At the Commonwealth Business Forum opening in London on Monday, followed by the meeting of the Commonwealth Heads of Government, Michael Sippitt, Chairman of Clarkslegal and the Commonwealth Environmental Platform, and a director of the HR consultancy Forbury People Ltd, will be speaking on a panel regarding the Future of Work in the 21st Century.
Michael is focusing especially on the impact of technology on developing countries of the Commonwealth and on the growth of global trade.
The Commonwealth offers exceptional scope for UK to engage with emerging markets in the development of trade facilitated by the arrival of digitalisation that reduces bureaucratic barriers to trade and brings down costs.
The challenge is how to collaborate effectively to bring on digital capabilities in those Commonwealth countries that are not yet in a position to participate fully in a digital economy. This is a fantastic opportunity for the UK and other Commonwealth developed countries to share city expertise and financial innovation to build stronger overseas markets as the digital door opens to easier trade flows. Trade agreements alone are not enough, there also has to be capability to apply innovative technologies to enable competitive trade.
It is perhaps going to prove over the next few years that predicted economic ill effects of Brexit on the UK are balanced or outweighed by technology developments that significantly improve global trade. But it will need some hard work.
Current research shows that there is the serious danger of a digital divide, creating ever greater inequality in trade opportunities, based on whether the Commonwealth nation has the required infrastructure and capabilities to fully use new technologies. It is said that 3.9 billion people in the world do not yet even have internet access, so infrastructure is vital to effective trade.
There is a limited window of opportunity, perhaps two or three decades at most but in many instances much less, for developed and developing countries to plan for the greatest predicted impact of automation on existing jobs, especially low skilled and low paid work in manufacturing.

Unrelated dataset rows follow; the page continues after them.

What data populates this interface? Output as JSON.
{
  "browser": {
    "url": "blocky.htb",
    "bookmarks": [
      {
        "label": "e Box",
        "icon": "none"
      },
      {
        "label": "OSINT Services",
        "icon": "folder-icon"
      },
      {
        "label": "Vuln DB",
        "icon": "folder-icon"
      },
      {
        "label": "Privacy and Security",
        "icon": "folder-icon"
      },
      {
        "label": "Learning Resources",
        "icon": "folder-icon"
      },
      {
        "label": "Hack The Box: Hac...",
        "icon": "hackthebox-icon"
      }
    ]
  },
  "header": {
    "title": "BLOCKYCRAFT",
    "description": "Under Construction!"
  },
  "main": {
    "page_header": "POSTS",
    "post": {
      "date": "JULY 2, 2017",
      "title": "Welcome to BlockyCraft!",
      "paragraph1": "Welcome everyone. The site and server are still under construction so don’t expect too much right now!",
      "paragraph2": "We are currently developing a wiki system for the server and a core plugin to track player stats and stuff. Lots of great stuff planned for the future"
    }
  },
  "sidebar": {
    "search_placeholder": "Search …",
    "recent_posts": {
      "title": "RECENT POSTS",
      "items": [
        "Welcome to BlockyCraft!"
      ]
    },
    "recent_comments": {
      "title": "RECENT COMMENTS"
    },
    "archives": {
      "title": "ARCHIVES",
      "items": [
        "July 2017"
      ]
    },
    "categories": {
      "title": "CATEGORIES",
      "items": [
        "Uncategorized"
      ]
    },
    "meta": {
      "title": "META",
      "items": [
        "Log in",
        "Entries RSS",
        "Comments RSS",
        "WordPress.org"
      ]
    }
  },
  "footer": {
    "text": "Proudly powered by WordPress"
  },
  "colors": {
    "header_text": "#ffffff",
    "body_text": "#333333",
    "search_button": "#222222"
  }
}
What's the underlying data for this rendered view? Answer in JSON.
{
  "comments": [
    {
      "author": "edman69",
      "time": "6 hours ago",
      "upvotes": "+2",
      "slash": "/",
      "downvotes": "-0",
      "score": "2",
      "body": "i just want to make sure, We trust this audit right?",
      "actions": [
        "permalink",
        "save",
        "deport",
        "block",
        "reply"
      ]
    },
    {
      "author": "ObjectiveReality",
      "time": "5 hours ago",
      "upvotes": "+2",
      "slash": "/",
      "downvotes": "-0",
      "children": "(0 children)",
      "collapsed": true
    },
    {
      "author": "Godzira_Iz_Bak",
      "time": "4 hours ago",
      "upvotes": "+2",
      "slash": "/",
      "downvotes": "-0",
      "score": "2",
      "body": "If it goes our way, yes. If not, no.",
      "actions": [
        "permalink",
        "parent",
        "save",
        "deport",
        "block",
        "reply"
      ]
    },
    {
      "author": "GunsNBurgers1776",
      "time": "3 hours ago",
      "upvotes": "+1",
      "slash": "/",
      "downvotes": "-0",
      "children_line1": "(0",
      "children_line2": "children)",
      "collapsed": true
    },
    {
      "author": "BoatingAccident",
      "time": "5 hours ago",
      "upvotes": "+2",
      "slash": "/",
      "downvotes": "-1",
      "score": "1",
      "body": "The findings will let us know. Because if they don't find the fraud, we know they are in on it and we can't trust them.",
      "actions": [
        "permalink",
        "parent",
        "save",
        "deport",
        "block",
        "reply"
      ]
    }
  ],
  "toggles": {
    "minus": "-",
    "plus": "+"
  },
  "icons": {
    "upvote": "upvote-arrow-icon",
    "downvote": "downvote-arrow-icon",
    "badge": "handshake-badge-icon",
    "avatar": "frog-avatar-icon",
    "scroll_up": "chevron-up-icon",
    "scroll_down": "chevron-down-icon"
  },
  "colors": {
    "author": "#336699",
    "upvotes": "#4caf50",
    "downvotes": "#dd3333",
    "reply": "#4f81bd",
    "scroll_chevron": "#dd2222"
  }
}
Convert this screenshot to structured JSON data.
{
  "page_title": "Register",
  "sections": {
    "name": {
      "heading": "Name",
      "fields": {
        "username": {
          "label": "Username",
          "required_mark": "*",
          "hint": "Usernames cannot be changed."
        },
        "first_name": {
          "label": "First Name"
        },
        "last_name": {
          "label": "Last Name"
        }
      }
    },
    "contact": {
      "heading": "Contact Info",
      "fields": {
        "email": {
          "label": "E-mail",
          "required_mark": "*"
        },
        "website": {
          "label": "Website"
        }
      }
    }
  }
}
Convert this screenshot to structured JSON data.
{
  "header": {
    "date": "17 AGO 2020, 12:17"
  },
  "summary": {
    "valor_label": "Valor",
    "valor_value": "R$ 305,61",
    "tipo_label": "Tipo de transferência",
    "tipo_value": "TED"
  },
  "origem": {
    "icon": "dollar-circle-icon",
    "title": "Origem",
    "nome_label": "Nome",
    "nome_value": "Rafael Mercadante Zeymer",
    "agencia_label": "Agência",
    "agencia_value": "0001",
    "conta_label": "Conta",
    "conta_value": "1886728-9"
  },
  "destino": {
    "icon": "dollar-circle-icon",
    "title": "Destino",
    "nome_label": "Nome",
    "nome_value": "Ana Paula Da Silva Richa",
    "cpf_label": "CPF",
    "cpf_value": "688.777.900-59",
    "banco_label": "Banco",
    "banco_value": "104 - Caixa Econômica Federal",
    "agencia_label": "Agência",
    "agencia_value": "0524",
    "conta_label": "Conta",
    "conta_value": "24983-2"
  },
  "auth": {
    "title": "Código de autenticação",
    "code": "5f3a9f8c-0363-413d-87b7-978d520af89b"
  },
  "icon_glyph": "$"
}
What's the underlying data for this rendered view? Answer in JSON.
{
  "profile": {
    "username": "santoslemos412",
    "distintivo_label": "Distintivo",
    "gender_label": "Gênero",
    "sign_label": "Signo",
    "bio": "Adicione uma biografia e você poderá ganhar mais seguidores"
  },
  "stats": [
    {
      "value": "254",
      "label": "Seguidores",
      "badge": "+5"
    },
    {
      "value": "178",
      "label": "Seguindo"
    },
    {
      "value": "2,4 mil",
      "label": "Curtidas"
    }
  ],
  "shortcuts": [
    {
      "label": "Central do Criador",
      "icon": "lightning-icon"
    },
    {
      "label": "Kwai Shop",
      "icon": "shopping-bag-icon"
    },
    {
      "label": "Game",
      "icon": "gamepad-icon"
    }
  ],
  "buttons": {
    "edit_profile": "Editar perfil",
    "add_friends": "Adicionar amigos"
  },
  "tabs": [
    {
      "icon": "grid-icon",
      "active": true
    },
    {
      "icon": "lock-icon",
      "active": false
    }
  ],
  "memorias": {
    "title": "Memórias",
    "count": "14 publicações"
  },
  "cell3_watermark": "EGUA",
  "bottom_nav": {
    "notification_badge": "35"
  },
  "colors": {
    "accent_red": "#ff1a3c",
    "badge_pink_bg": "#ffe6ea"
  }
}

The task is huge but can be addressed by maximum collaboration between Commonwealth nations and businesses, planning for education and skills training for the next generation of workers who will need different types of work than are available today. Also the transition will need positive strategies for industrialisation where it has not really yet been successfully established, which is then a base for automation enhancing productivity and potentially creating more jobs.
A key factor in all countries will be growth of small to medium sized businesses (SMEs) which creates work and helps diversity economies, adding resilience against the technology revolution that may overwhelm millions of poorer workers whose jobs may vanish into robotic factories nearer the target market.
The challenge of providing meaningful employment with a decent income will not be met without extraordinary engagement of both governments and major enterprises whose resources and technical skills need to be shared and taught to help build economies in markets that will become a bigger part of UK trade volumes in coming decades.
Thus the key message Michael will be sharing is that the future of work is inevitably bound up with successful trade, related sustainable investment in infrastructure, and corporate willingness to be part of the solution out of both ethical motivation and obvious self-interest to help build bigger markets to trade with in the digital economy.